Selain itu, keterbatasan waktu menyebabkan salah satu investigator meminta semua triple test markers untuk dijalankan dengan harapan bahwa semua pasien grup intervensi akan menjalaninya di kunjungan laboratorium berikutnya. Namun, jumlah partisipan grup intervensi yang menjalani semua tes tersebut dan mendapat kunjungan follow-up untuk eCDSS ternyata hanya 41%.

Selain itu, penelitian ini menemukan bahwa apoteker cukup sulit menjangkau pasien untuk follow-up. Oleh karena itu, diharapkan studi mendatang dapat melakukan komunikasi via teks atau video call dibandingkan dengan telepon.

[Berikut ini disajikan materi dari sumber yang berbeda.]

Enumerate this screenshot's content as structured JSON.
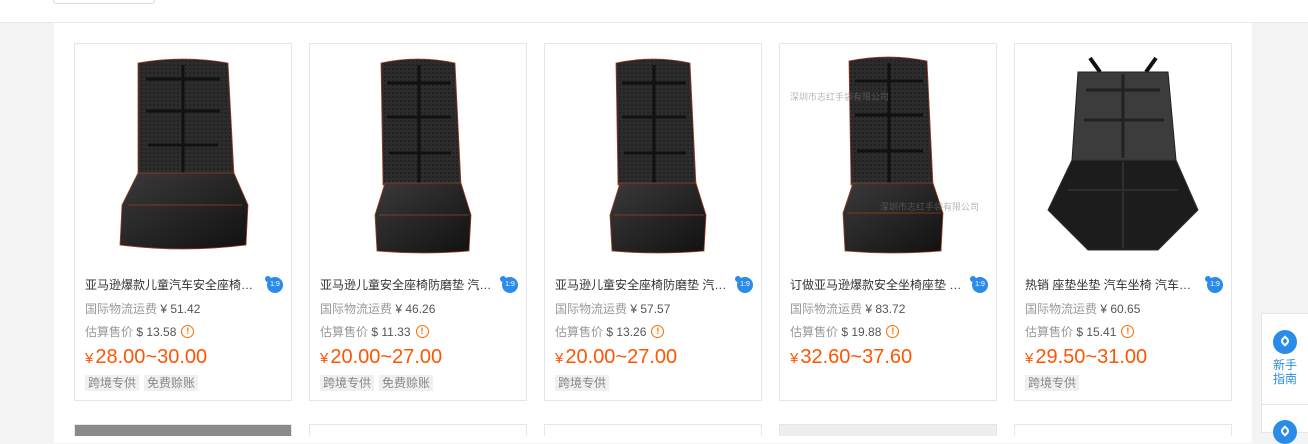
{
  "products": [
    {
      "title": "亚马逊爆款儿童汽车安全座椅防磨垫 汽车坐垫",
      "shipping_label": "国际物流运费",
      "shipping_value": "¥ 51.42",
      "est_label": "估算售价",
      "est_value": "$ 13.58",
      "currency": "¥",
      "price": "28.00~30.00",
      "tags": [
        "跨境专供",
        "免费赊账"
      ],
      "watermark": ""
    },
    {
      "title": "亚马逊儿童安全座椅防磨垫 汽车坐垫",
      "shipping_label": "国际物流运费",
      "shipping_value": "¥ 46.26",
      "est_label": "估算售价",
      "est_value": "$ 11.33",
      "currency": "¥",
      "price": "20.00~27.00",
      "tags": [
        "跨境专供",
        "免费赊账"
      ],
      "watermark": ""
    },
    {
      "title": "亚马逊儿童安全座椅防磨垫 汽车坐垫",
      "shipping_label": "国际物流运费",
      "shipping_value": "¥ 57.57",
      "est_label": "估算售价",
      "est_value": "$ 13.26",
      "currency": "¥",
      "price": "20.00~27.00",
      "tags": [
        "跨境专供"
      ],
      "watermark": ""
    },
    {
      "title": "订做亚马逊爆款安全坐椅座垫 汽车坐垫",
      "shipping_label": "国际物流运费",
      "shipping_value": "¥ 83.72",
      "est_label": "估算售价",
      "est_value": "$ 19.88",
      "currency": "¥",
      "price": "32.60~37.60",
      "tags": [],
      "watermark": "深圳市志红手袋有限公司"
    },
    {
      "title": "热销 座垫坐垫 汽车坐椅 汽车座垫",
      "shipping_label": "国际物流运费",
      "shipping_value": "¥ 60.65",
      "est_label": "估算售价",
      "est_value": "$ 15.41",
      "currency": "¥",
      "price": "29.50~31.00",
      "tags": [
        "跨境专供"
      ],
      "watermark": ""
    }
  ],
  "side_panel": {
    "guide_label_1": "新手",
    "guide_label_2": "指南"
  },
  "icons": {
    "wangwang": "wangwang-chat-icon",
    "info": "info-warning-icon",
    "compass": "compass-icon"
  },
  "colors": {
    "price": "#ff5500",
    "accent": "#2a8ce8",
    "warning": "#ff6a00"
  }
}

Aplikasi Penelitian di Indonesia

Meskipun penelitian ini belum dapat menentukan apakah sistem pendukung keputusan klinis elektronik dapat memperbaiki luaran klinis pasien penyakit ginjal kronik, penelitian ini menunjukkan bahwa penggunaan eCDSS dapat meningkatkan kesadaran tenaga medis terhadap penyakit ginjal kronik.

Peningkatan kesadaran tersebut diperkirakan dapat membantu deteksi penyakit ginjal kronik lebih awal. Oleh karena itu, rumah sakit yang memiliki fasilitas rekam medis elektronik dan laboratorium yang memadai dapat menuai manfaat dari implementasi praktik ini. Bagi sebagian besar rumah sakit di Indonesia yang belum memiliki sistem rekam medis elektronik sendiri, penggunaan aplikasi dan sistem berbasis website dapat menjadi jalan keluar.